- Born: 9 October 1906 Elsternwick, Victoria
- Died: 8 April 1975 (aged 68) Melbourne

Academic background
- Alma mater: University of Melbourne

Academic work
- Era: 1938–1971
- Institutions: Baker Medical Research Institute, Royal Women's Hospital
- Main interests: microbiologist
- Notable works: Blood Cultures and Their Significance

= Hildred Mary Butler =

Australian microbiologist

Hildred Mary Butler (9 October 1906 – 8 April 1975) was an Australian microbiologist noted for her research and discoveries in identifying the bacteria causing 'childbed fever' (known as puerperal sepsis today). The Royal Women's Hospital Biographical Compendium describes her as "one of the great and gifted medical bacteriologists this country has produced". Her work both as a clinician and researcher gained distinction on an international level. Born in Melbourne, Victoria to Rose Josephine Hancock and Archie Butler, she attended Lauriston Girls' School and then the University of Melbourne, attaining a BSc in 1928 and DSc in 1946. Butler initially worked as a bacteriologist at the Baker Institute and published eight papers in her time before transferring to the (now named) Royal Women's Hospital, where she worked for 33 years. Her discoveries in this role were included in 21 papers that were published nationally and internationally. Additionally, Butler held the positions in the Victorian Society of Pathology and Experimental Medicine and the Association of Hospital Scientists. Accounts suggest she was a forthright woman with a considered manner who was admired and respected by clinical and non-clinical colleagues at all levels of seniority.

==Life==
The daughter of Victorian-born parents, farmer Archie Butler and Rose Josephine Hancock, she was born in Elsternwick, Melbourne in 1906. Butler was educated at Lauriston Girls' School before going on to the University of Melbourne. In 1928 she attained her Bachelor of Science and later returned for a Doctor of Science (Microbiology) in 1946. From 1928 to 1938, she was Bacteriologist for the Baker Medical Research Institute at the Alfred Hospital. In this role Butler published eight papers and was the sole author of the 1937 book "Blood Cultures and Their Significance". Her work focused on the specific bacterial causes of 'childbed fever', now known as puerperal sepsis. Butler was able to show that four bacteria were largely responsible for serious 'childbed fever' and abortional infections: Group A steptococci (anaerobic and haemolytic streptococci), Staphylococcus pyogenes and Clostridium welchii.

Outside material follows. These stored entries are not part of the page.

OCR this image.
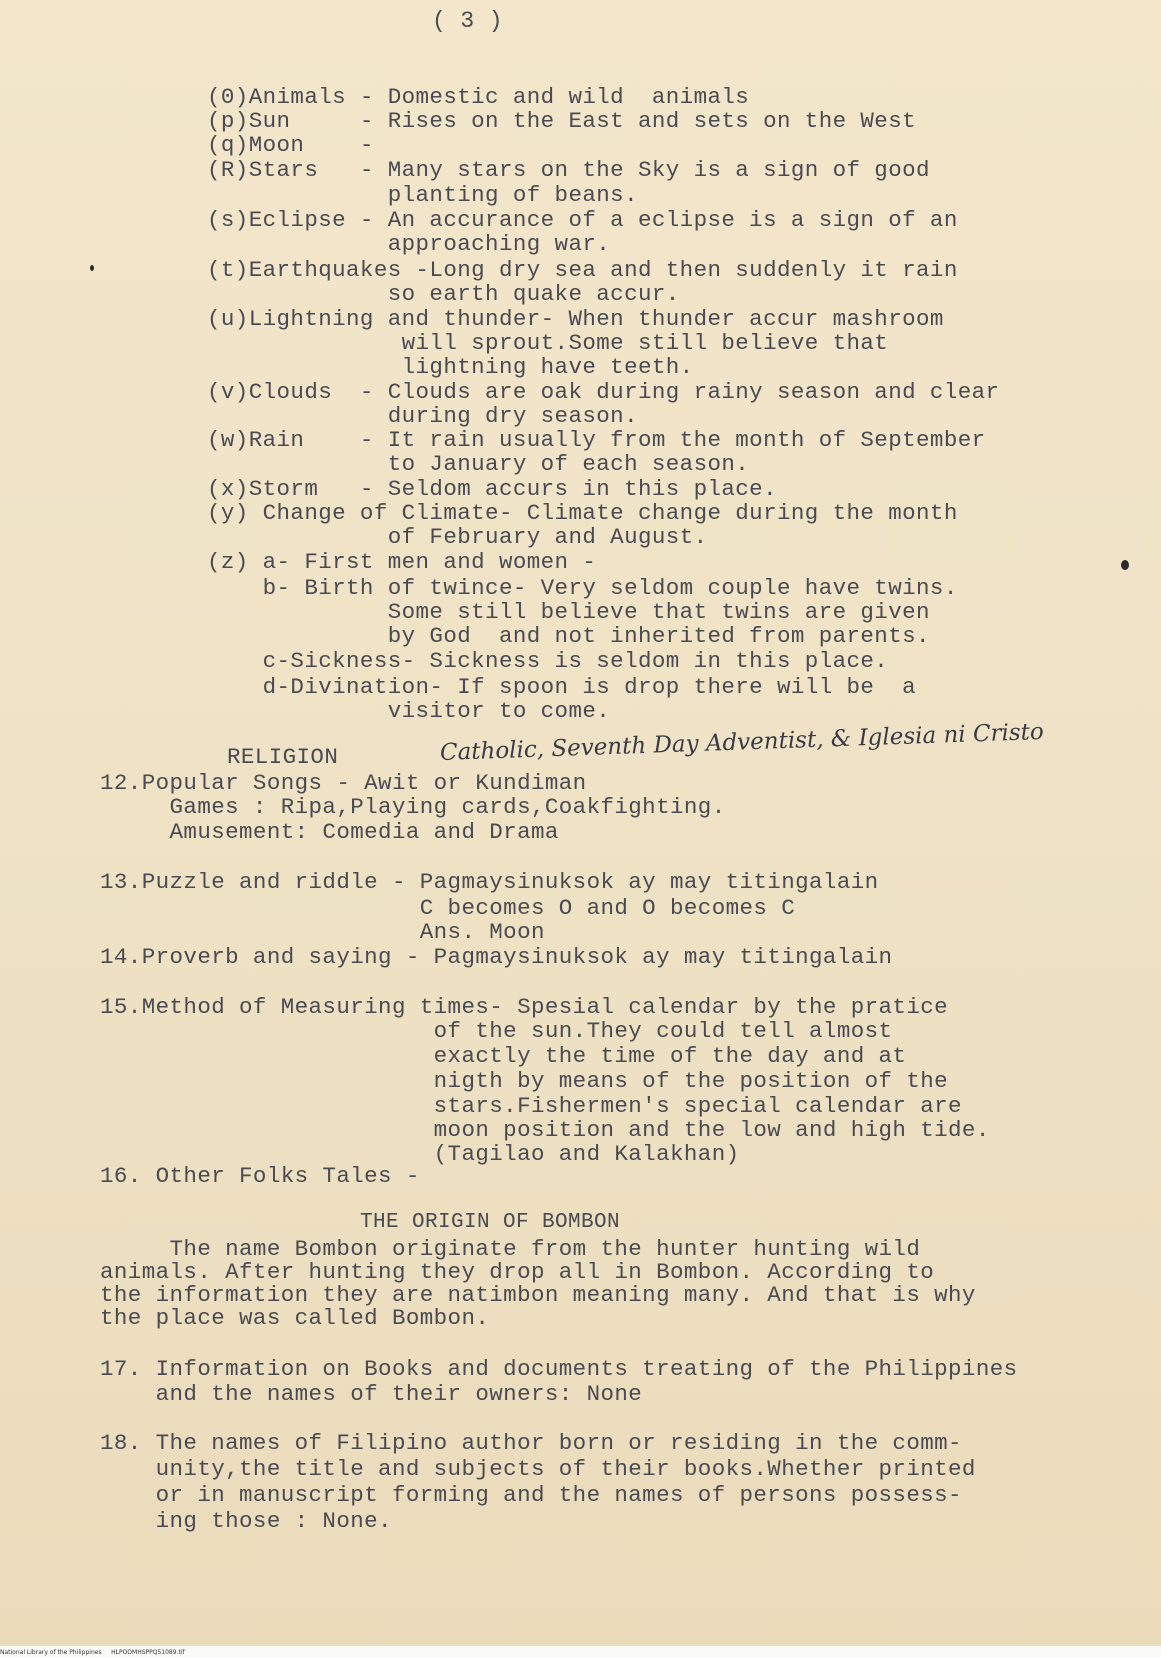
( 3 )
(0)Animals - Domestic and wild  animals
(p)Sun     - Rises on the East and sets on the West
(q)Moon    -
(R)Stars   - Many stars on the Sky is a sign of good
planting of beans.
(s)Eclipse - An accurance of a eclipse is a sign of an
approaching war.
(t)Earthquakes -Long dry sea and then suddenly it rain
so earth quake accur.
(u)Lightning and thunder- When thunder accur mashroom
will sprout.Some still believe that
lightning have teeth.
(v)Clouds  - Clouds are oak during rainy season and clear
during dry season.
(w)Rain    - It rain usually from the month of September
to January of each season.
(x)Storm   - Seldom accurs in this place.
(y) Change of Climate- Climate change during the month
of February and August.
(z) a- First men and women -
b- Birth of twince- Very seldom couple have twins.
Some still believe that twins are given
by God  and not inherited from parents.
c-Sickness- Sickness is seldom in this place.
d-Divination- If spoon is drop there will be  a
visitor to come.
RELIGION	Catholic, Seventh Day Adventist, & Iglesia ni Cristo
12.Popular Songs - Awit or Kundiman
Games : Ripa,Playing cards,Coakfighting.
Amusement: Comedia and Drama
13.Puzzle and riddle - Pagmaysinuksok ay may titingalain
C becomes O and O becomes C
Ans. Moon
14.Proverb and saying - Pagmaysinuksok ay may titingalain
15.Method of Measuring times- Spesial calendar by the pratice
of the sun.They could tell almost
exactly the time of the day and at
nigth by means of the position of the
stars.Fishermen's special calendar are
moon position and the low and high tide.
(Tagilao and Kalakhan)
16. Other Folks Tales -
THE ORIGIN OF BOMBON
The name Bombon originate from the hunter hunting wild
animals. After hunting they drop all in Bombon. According to
the information they are natimbon meaning many. And that is why
the place was called Bombon.
17. Information on Books and documents treating of the Philippines
and the names of their owners: None
18. The names of Filipino author born or residing in the comm-
unity,the title and subjects of their books.Whether printed
or in manuscript forming and the names of persons possess-
ing those : None.
National Library of the Philippines     HLPOOMHSPPQ51089.tif
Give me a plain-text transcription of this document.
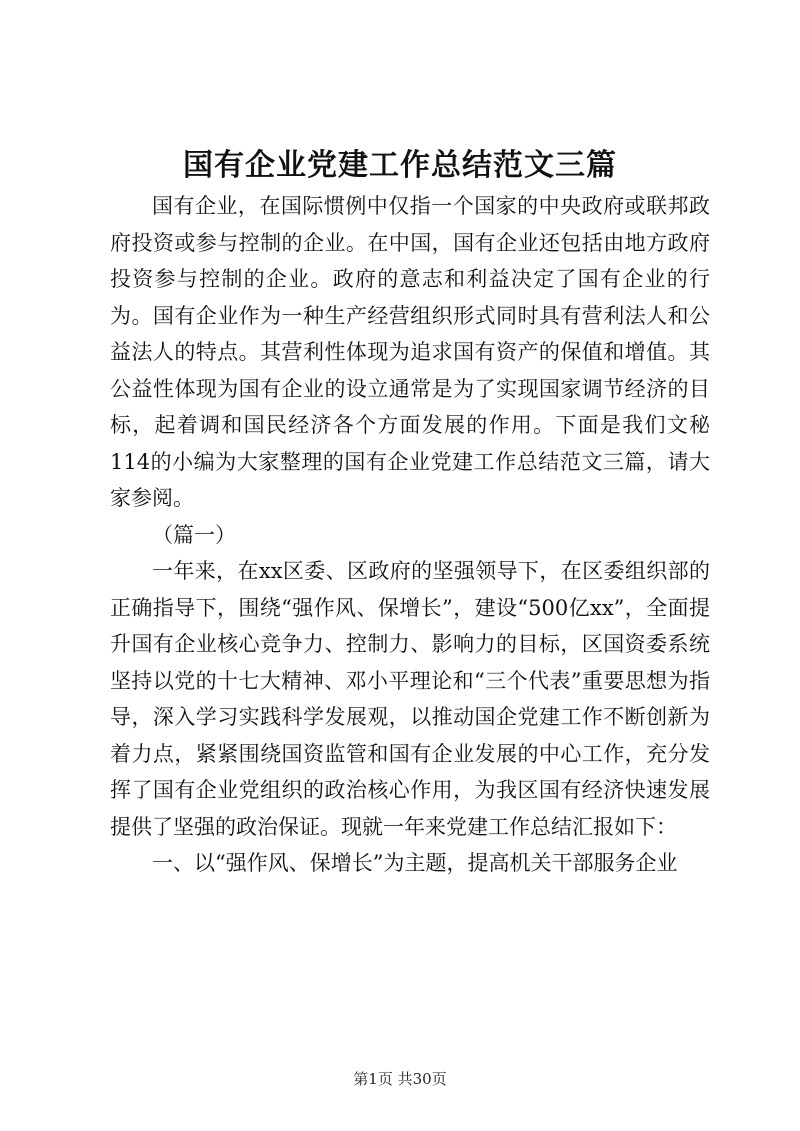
国有企业党建工作总结范文三篇

国有企业，在国际惯例中仅指一个国家的中央政府或联邦政府投资或参与控制的企业。在中国，国有企业还包括由地方政府投资参与控制的企业。政府的意志和利益决定了国有企业的行为。国有企业作为一种生产经营组织形式同时具有营利法人和公益法人的特点。其营利性体现为追求国有资产的保值和增值。其公益性体现为国有企业的设立通常是为了实现国家调节经济的目标，起着调和国民经济各个方面发展的作用。下面是我们文秘114的小编为大家整理的国有企业党建工作总结范文三篇，请大家参阅。

（篇一）

一年来，在xx区委、区政府的坚强领导下，在区委组织部的正确指导下，围绕“强作风、保增长”，建设“500亿xx”，全面提升国有企业核心竞争力、控制力、影响力的目标，区国资委系统坚持以党的十七大精神、邓小平理论和“三个代表”重要思想为指导，深入学习实践科学发展观，以推动国企党建工作不断创新为着力点，紧紧围绕国资监管和国有企业发展的中心工作，充分发挥了国有企业党组织的政治核心作用，为我区国有经济快速发展提供了坚强的政治保证。现就一年来党建工作总结汇报如下：

一、以“强作风、保增长”为主题，提高机关干部服务企业

第1页 共30页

From 1938 to 1971, Butler was employed as first Bacteriologist at the Royal Women's Hospital, working closely with clinician A. M. 'Bung' Hill. During that time, she helped establish a 24/7 bacteriological service at the hospital. In 1941 she had the Victorian midwives' regulations changed because of her findings showing that Group A haemolytic steptococci and Staphylococcus pyogenes were responsible for the highest risk of infection. At the time, patients infected with Group A streptococci and Clostridium welchii died before the bacteria could be cultured for identification but Butler was able to develop a method of diagnosis from stained slides which allowed for rapid commencement of treatment. Sources say she investigated some 236,000 postpartum infections in confined patients and 64,000 patients who had abortions. The 33 years of work was captured in 21 papers (8 were solely credited to her) and the book Blood Cultures and Their Significance.

Butler served as treasurer for the Victorian Society of Pathology from 1940 to 1956 and president of the Association of Hospital Scientists in Victoria in 1958 and again from 1964 to 1965. Additionally she lectured medical students for 25 years and her work is recognised as being first in the field as well as being statistically significant for the magnitude of data.

Despite retiring officially in 1971, Butler continued to contribute to the field despite her own health challenges. She died at the Royal Women's Hospital in Melbourne at the age of 68.